Mahcup Esad'cılar online mı?
SON birkaç gün, YPG ve Şam rejimi ile o rejimi ayakta tutan İran’ın paramiliter grupları arasında yaşanan önemli ittifaklara sahne oldu. Rejim yanlısı milisler, YPG sözcüsü Nuri Mahmud’un iddiasına göre kendilerinin davetiyle Afrin yakınlarına akın ettiler. Mahmud öyle söylüyordu: “Suriye hükümeti, görev çağrısına cevap verip askeri birimlerini sınıra konuşlandırmak ve Suriye’nin toprak bütünlüğünün ve sınırlarının savunmasında yer almak üzere gönderdi.”
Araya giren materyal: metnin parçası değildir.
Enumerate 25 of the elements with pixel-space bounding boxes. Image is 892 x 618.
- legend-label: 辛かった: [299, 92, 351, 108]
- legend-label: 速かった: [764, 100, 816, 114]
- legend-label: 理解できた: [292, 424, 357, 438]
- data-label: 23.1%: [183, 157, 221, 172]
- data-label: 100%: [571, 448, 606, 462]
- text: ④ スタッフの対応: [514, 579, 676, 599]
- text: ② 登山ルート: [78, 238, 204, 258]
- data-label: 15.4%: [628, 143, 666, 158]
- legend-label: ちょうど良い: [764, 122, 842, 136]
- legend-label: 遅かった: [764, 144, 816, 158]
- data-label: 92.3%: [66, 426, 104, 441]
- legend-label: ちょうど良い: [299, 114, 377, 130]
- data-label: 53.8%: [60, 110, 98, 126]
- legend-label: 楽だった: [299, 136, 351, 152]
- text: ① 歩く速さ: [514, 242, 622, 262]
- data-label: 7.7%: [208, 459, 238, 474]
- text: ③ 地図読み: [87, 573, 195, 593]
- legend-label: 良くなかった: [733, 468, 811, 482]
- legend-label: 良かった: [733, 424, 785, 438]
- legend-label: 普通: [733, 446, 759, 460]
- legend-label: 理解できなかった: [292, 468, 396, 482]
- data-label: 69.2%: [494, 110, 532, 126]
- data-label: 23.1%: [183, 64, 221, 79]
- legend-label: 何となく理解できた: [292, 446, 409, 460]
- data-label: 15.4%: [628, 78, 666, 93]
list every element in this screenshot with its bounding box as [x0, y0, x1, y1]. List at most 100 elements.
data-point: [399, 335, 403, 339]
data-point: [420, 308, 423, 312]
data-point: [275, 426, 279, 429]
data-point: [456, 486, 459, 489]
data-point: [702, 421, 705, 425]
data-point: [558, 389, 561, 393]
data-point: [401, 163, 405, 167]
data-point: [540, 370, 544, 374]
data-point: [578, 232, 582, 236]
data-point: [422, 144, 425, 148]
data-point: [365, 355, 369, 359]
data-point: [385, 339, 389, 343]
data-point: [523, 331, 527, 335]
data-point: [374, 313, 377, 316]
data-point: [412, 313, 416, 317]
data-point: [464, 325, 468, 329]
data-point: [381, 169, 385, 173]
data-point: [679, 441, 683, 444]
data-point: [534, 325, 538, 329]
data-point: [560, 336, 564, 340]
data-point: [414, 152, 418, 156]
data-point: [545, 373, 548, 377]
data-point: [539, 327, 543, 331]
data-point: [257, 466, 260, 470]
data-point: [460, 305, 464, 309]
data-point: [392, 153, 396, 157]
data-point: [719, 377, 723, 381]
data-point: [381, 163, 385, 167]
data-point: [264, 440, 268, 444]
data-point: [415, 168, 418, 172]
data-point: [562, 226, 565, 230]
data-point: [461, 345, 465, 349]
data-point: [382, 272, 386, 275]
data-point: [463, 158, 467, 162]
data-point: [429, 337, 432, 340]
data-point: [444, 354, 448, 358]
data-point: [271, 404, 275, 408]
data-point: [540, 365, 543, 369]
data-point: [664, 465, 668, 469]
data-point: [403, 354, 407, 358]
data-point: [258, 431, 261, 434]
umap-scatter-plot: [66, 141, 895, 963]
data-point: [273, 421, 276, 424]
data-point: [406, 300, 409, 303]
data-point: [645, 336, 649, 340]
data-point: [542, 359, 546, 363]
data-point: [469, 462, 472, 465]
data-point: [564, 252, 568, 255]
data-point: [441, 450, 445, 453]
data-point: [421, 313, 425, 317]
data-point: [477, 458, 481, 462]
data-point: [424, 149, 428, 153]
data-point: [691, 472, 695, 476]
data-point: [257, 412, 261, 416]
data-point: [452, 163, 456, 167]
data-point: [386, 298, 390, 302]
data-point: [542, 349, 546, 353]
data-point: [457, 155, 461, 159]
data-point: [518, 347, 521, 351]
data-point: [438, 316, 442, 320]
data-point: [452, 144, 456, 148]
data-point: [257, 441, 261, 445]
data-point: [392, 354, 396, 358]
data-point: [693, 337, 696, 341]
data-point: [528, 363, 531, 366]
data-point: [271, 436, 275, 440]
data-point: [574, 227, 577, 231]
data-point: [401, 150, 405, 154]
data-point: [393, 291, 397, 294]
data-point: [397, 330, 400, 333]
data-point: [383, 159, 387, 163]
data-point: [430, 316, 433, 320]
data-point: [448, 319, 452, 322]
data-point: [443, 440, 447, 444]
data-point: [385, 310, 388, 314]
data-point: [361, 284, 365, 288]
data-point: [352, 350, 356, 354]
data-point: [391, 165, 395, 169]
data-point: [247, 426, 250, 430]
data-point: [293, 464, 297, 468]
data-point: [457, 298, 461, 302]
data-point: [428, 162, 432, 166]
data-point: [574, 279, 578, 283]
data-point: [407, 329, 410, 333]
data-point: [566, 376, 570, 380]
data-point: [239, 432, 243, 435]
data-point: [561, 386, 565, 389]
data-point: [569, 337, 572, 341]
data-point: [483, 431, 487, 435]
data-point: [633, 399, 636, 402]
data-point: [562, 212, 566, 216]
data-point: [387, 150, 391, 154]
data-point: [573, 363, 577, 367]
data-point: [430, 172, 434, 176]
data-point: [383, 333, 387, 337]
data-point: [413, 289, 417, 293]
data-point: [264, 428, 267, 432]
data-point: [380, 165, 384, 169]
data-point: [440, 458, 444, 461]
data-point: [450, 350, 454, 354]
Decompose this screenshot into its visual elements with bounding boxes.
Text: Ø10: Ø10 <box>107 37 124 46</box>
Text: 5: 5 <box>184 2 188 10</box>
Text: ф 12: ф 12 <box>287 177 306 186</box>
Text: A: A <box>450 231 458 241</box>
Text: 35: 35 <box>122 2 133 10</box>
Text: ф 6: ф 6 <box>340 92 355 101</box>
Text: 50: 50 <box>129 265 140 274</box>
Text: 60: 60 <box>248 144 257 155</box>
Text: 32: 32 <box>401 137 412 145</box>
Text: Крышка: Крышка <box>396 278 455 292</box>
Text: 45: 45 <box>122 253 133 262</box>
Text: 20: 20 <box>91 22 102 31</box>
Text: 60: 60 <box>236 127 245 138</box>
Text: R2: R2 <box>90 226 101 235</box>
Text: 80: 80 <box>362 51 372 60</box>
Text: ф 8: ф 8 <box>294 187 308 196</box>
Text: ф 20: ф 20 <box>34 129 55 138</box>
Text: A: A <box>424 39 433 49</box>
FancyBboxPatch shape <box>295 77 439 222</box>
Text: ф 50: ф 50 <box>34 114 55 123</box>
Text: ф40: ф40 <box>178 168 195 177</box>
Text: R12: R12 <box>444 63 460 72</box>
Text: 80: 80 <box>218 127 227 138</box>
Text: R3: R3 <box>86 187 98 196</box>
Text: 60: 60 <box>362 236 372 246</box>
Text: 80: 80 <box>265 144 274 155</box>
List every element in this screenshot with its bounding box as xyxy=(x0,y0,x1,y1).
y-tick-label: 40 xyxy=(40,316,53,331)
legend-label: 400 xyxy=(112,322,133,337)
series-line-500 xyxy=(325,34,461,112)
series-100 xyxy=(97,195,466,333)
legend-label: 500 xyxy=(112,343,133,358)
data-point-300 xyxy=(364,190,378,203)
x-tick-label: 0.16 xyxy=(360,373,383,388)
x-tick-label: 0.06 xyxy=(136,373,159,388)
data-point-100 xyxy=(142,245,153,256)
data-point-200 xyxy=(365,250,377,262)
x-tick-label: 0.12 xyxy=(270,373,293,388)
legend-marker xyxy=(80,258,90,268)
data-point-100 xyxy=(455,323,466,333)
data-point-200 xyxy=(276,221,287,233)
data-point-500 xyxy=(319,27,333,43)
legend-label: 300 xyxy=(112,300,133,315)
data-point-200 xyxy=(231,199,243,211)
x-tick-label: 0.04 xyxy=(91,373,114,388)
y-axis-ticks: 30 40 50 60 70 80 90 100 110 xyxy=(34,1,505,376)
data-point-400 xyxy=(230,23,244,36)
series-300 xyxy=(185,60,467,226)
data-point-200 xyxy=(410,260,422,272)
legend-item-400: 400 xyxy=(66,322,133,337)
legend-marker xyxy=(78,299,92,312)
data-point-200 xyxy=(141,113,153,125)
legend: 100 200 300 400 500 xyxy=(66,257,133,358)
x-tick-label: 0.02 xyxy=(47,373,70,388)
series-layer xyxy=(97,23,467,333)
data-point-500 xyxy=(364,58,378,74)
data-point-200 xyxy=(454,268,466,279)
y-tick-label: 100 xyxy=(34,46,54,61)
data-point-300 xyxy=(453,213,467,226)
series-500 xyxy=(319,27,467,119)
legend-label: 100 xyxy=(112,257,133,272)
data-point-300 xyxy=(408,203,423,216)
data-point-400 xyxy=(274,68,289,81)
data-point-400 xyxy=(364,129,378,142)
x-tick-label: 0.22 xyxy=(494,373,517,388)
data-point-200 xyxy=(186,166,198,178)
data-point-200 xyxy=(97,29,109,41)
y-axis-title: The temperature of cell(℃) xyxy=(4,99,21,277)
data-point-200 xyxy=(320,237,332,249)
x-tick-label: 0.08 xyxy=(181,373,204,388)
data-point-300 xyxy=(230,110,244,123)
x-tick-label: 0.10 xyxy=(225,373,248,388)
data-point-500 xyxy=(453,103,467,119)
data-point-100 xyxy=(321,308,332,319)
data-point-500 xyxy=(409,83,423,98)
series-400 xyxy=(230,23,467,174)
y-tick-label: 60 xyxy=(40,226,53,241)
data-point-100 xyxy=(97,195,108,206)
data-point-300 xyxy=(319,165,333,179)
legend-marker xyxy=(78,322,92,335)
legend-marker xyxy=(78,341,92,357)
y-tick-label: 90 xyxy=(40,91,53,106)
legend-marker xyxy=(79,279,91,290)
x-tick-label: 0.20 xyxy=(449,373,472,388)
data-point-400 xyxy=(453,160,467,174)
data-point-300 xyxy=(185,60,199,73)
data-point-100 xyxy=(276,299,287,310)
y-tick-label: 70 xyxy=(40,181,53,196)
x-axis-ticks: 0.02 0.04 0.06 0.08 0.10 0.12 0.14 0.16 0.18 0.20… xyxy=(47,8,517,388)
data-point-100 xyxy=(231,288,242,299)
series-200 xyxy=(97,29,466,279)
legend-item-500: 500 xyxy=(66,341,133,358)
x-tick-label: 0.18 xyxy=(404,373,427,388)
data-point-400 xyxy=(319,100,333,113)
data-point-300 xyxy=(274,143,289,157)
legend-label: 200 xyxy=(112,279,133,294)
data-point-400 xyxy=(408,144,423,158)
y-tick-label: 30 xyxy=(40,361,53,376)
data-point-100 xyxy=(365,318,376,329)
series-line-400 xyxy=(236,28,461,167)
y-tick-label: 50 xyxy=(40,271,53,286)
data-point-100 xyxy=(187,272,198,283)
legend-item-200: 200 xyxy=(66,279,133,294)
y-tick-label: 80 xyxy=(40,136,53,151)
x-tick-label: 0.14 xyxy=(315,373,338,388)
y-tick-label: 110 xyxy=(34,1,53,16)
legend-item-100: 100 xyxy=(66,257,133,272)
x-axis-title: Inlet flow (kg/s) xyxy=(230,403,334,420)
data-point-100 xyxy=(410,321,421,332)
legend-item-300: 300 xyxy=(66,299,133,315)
Hizbullah’ın askeri medya birimi ve Suriye Devlet Televizyonu, silahlarla donatılmış 20 kadar aracı “Tek Suriye” diye slogan atan rejim yanlıları eşliğinde Afrin’e yaklaşırken görüntüledi. Reuters, Hizbullah kaynaklarına dayanarak milislerin Afrin’e Halep’in kuzeyindeki Nubul kasabası yakınından girdiğini duyurdu. Anadolu Ajansı, daha sonra Afrin’e ilerlemeye çalışan rejim yanlısı grupların, uyarı amaçlı topçu atışı üzerine durduklarını, kente yaklaşık 10 kilometre kala geri çekildiklerini söyledi. Nitekim Suriye Devlet Ajansı da “Halk güçleri” olarak tanımladığı milislere Türk ordusu tarafından yapılan top atışını doğruladı.
Yani ortada “Yok canım, bütün bunlar uydurma” denilecek bir durum yok.
Rusya başından beri PYD-YPG’yi rejime itaat etmeye çağırıyor; Türkiye’ye hava sahasını açtığı için sitem eden PYD’lilere “Beni dinlemezseniz olacağı budur” diyerek “Ya bizdensiniz ya ABD’den” ayarı çekiyordu. Esad’ı koruyan İran ise bunu fiilen sahnelemeye başlayan taraf oldu.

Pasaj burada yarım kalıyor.